Underworld London: Crime and Punishment in the Capital City
- Author: Catharine Arnold
- Language: English
- Subject: History of crime in London
- Publisher: Simon & Schuster
- Publication date: 2012
- Publication place: United Kingdom
- Media type: Print
- Pages: 340
- ISBN: 978-0-85720-116-4
- Dewey Decimal: 364.9421

= Underworld London =

2012 book by Catharine Arnold

Underworld London: Crime and Punishment in the Capital City is a 2012 book by British author, academic and journalist, Catharine Arnold. The book is a "colourful, gruesome" history of crime and punishment in London.
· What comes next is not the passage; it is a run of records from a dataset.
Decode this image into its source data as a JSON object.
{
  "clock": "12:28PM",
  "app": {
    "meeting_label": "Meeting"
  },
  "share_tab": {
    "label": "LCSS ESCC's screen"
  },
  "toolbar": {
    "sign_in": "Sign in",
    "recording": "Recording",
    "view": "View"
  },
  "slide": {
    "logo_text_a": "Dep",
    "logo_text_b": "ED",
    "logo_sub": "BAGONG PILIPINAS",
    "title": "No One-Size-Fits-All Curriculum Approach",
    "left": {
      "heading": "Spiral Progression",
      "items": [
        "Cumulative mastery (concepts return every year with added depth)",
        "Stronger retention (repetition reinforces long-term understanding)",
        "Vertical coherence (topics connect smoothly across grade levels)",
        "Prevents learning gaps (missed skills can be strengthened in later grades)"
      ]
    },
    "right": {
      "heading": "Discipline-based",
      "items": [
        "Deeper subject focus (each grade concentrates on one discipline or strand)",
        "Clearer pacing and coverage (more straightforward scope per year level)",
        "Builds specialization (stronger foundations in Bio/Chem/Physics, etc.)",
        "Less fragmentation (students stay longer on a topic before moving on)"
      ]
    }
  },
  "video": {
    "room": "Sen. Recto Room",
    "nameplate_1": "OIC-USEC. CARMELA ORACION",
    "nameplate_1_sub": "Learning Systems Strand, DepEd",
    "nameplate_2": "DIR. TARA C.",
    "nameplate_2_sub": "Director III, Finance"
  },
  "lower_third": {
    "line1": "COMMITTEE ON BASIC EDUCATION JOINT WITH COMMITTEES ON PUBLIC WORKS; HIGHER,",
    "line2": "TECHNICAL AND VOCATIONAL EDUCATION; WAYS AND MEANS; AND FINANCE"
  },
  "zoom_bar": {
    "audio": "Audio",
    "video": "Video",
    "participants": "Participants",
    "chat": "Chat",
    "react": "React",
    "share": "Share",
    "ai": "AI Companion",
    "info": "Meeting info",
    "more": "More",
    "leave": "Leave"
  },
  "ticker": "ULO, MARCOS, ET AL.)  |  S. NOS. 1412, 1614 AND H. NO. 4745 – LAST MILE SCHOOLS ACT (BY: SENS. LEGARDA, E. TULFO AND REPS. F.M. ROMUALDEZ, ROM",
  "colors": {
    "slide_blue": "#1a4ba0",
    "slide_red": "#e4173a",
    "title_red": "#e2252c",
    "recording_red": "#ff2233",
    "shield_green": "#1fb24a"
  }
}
The book also examines the influence of the "criminal classes in on literature" and examines the Soho gangs of the 1950s and 1960s.

==Reception==
In The Daily Telegraph Lilian Pizzichini described the book as "a chronological account of theft, murder and riot, and the concurrent methods of restraining the population in the capital" and noted that "Arnold clearly favours the highwayman: her pen-portraits sparkle with the notoriety and swagger of these romantic figures." The Historical Novel Society also praised the work, writing "the author collates a variety of secondary sources in a readable and pacy narrative" and whilst also noting "Arnold makes a strong case to show why capital punishment should remain off the statute books and if there is anything positive to take away from this catalogue of human iniquity, it is that the more enlightened recent attitudes towards the punishment of serious crime has to be a good thing".